Vorab die guten Nachrichten für Bewerber, von denen, die es wissen müssen: Die Jobwelt ist für 45+ wieder offener und Frauen haben so gute Chancen auf gute Positionen wie noch nie. Das konstatierten die versammelten "alten Hasen" der Personalberatung beim aktuellen Karrierenforum zum Thema "Personalknappheit und neue Marktbedingungen".
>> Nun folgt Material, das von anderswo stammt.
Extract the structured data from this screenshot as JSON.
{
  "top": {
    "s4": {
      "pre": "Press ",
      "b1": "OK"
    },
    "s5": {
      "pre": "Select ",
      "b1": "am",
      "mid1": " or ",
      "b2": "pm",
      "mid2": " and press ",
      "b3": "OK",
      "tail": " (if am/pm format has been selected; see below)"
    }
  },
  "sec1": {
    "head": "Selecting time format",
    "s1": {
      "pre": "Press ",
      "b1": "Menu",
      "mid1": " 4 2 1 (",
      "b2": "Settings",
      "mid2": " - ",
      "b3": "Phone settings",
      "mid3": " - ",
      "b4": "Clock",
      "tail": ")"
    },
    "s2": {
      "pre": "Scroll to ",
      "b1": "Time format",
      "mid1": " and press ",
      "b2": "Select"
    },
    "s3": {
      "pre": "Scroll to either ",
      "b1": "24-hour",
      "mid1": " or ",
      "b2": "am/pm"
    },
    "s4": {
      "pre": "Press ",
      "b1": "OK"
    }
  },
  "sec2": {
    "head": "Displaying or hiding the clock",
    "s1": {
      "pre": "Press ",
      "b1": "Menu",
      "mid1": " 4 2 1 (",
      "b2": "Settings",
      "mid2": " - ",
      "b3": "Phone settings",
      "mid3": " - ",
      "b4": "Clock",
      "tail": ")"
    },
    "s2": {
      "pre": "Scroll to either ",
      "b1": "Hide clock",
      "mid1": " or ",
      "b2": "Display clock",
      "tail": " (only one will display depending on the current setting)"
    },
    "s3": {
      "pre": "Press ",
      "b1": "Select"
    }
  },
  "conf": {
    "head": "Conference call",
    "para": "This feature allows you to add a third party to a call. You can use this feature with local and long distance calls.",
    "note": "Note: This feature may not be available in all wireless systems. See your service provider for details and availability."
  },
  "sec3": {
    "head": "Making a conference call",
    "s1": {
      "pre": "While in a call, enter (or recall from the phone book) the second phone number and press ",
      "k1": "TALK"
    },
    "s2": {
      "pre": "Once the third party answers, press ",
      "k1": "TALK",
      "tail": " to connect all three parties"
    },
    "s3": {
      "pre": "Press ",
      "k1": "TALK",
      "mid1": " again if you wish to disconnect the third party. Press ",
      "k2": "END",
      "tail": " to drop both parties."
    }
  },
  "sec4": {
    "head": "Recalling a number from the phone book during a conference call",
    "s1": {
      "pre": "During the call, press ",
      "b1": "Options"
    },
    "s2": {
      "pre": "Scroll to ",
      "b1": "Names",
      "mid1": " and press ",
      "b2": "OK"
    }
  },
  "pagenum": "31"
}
"Mangel an Humanressourcen"

Inmitten eines nahezu ausgetrockneten Marktes, in dem Bilanzbuchhalter, Controller, Private Banker und Führungskräfte für Ostexpansionen so gut wie nicht zu finden sind, kamen Eva Schlader, Geschäftsführerin bei Pendl & Piswanger, Walter Schwarz, Chef der Consent, Othmar Hill, Eigentümer der Hill International, Martin Mayer, Chef der Iventa, Markus Brenner, Eigentümer seiner Brenner & Company und Maria Hochsteiner-Rohde, Beraterin in der take it-Personalberatung zusammen, um die Situation für Unternehmen und Kandidaten zu diskutieren. Dies vor dem Hintergrund immer neuer Meldungen, welche Wachstumshemmnisse der "Mangel an Humanressourcen" darstelle.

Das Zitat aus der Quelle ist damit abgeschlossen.